Statistics are tricky but one commonly-used data point indicates 25% of today’s 20 year-olds will experience a disability during their working years. Some disabilities are short-term, with little impact on a employee’s profession. Others are everlasting but manageable when it comes to work, while still others create a drastic change and even loss of labor.
The disabilities themselves could involve any situation that changes one’s ability to operate, including physical injuries, acquired chronic conditions equivalent to Lyme’s disease, or events equivalent to strokes.
That’s what happened to Dean Reinke, my friend who suffered an ischemic stroke 17 years ago. A competitive whitewater canoeist, Dean was in excellent physical shape, with the cardio-vascular fitness of an athlete — making him look like an unlikely candidate for stroke on the relatively young age of fifty. In actual fact, the night his carotid artery sent a blood clot caroming to his brain, he was lower than 24 hours off the water from a six-day Canadian wilderness trip. It’s a matter of relief that he was home when it happened.
Strokes are extremely individual, making it difficult to predict recovery patterns. In Dean’s case, reasoning and speech were unaffected however the stroke permanently disabled his left arm and hand and altered his gait. He returned to his job as a pc programmer after six months on short-term disability. Although his therapist told him stroke patients typically take more break day work, Dean felt he could make higher progress by returning to his life more fully.
This was the pre remote-work era, so Dean continued to commute, using a rather customized vehicle. At work, he used off-the-shelf and improvised technology modifications and relied on his right hand for typing.
Six years later, Dean found himself unwillingly early-retired at age 56 with a call to make: Compete with latest graduates for computer programming jobs, or switch to something else? He made the switch, but backwards in time: By highlighting his expertise in “ancient” programming languages he was capable of work as a salaried consultant on COBOL and Assembler until he retired in 2018, at 62.
Nowadays Dean travels extensively, enjoys his off-the-grid cabin near the Boundary Waters, and frequents as many live music events as he can slot in. He also devotes several hours a day to churning out entries for the blog he began in 2010.
Now topping 25,000 entries and 5.3 million views, the blog has gained a repute for presenting Dean’s somewhat salty commentary on what he sees as medical complacency in resolving the stroke puzzle. It’s a broadly-researched compendium on treatments and experimental alternatives, peppered along with his own experiences within the recovery process.

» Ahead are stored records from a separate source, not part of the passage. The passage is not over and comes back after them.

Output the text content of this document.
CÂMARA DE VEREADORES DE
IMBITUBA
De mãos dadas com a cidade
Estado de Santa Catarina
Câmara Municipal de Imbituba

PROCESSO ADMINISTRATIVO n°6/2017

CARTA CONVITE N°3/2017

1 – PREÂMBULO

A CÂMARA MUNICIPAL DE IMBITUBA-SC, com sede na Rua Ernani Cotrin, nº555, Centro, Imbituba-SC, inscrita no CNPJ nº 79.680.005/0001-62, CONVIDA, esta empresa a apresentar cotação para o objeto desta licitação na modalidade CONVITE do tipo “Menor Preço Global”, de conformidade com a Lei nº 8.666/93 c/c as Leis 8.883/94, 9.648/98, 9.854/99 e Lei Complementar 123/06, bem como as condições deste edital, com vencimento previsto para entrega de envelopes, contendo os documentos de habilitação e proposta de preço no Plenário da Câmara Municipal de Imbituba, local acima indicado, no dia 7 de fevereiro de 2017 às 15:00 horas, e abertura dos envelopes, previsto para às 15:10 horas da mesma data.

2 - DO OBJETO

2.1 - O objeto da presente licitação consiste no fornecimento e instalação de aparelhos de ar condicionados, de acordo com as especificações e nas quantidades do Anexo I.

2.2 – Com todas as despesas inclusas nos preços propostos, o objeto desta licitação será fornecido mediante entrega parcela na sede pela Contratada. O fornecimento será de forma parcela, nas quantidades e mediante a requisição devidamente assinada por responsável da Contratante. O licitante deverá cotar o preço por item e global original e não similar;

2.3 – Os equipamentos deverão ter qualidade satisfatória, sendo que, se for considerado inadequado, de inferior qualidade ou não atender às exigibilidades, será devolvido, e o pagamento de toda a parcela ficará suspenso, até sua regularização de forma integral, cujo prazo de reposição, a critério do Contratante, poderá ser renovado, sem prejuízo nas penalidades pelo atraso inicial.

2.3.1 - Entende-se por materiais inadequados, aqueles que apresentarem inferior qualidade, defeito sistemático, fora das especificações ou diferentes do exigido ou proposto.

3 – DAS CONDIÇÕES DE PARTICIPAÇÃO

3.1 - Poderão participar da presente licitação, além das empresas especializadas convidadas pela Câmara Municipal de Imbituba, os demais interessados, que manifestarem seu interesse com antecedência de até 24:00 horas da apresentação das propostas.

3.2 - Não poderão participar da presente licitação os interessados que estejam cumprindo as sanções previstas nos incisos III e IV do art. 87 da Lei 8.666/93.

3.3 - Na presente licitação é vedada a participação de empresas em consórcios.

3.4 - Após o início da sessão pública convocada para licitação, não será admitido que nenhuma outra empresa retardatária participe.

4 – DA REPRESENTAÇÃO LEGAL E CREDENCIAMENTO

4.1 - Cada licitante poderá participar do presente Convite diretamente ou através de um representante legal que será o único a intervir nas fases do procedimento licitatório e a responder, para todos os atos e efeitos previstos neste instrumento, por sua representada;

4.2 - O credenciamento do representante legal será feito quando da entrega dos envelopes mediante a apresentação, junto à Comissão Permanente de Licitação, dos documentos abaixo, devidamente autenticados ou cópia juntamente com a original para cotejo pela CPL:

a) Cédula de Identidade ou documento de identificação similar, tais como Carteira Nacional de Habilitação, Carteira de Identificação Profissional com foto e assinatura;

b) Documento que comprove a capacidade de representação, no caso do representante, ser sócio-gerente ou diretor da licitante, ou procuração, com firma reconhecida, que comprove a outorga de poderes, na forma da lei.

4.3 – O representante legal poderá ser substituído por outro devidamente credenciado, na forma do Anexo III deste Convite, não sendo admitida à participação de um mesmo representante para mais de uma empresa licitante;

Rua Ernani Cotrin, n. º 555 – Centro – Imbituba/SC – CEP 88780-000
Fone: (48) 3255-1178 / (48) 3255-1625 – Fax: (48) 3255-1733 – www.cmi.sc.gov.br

What if you happen to also needed to address a life-changing disability? Dean didn’t apply for Social Security Disability (SSDI), but that’s a path many take, particularly when working seems unlikely. If that were to occur, having a pre-purchased, long-term disability policy could provide a welcome financial bridge.
Although insurance will be arranged prematurely, more specific strategies can’t be engineered unless a disability happens. In that case, Dean has advice: First, regardless of the disability, talk with individuals who have passed through it, while also pressing your medical team for customized recovery protocols as an alternative of generalized treatment guidelines.
And second, some tough love: “ ‘Don’t quit’ is simply too cliché,” he says, “but you’ve got to buckle down. It’s not the tip of the world. People have been living with disability for generations and you may also.”
Assuming your condition isn’t totally disabling, Dean’s approach could assist you tackle the mandatory profession questions: Are you able to proceed your current work — or is it time for a profession change, retraining and even self-employment? What accommodations will assist you stay in the sport?
Dean notes that this isn’t the worst time to be a disabled employee: “As a culture,” he says, “we’re moving into the best direction. We’re moving from pity to enablement in the case of having a disability.”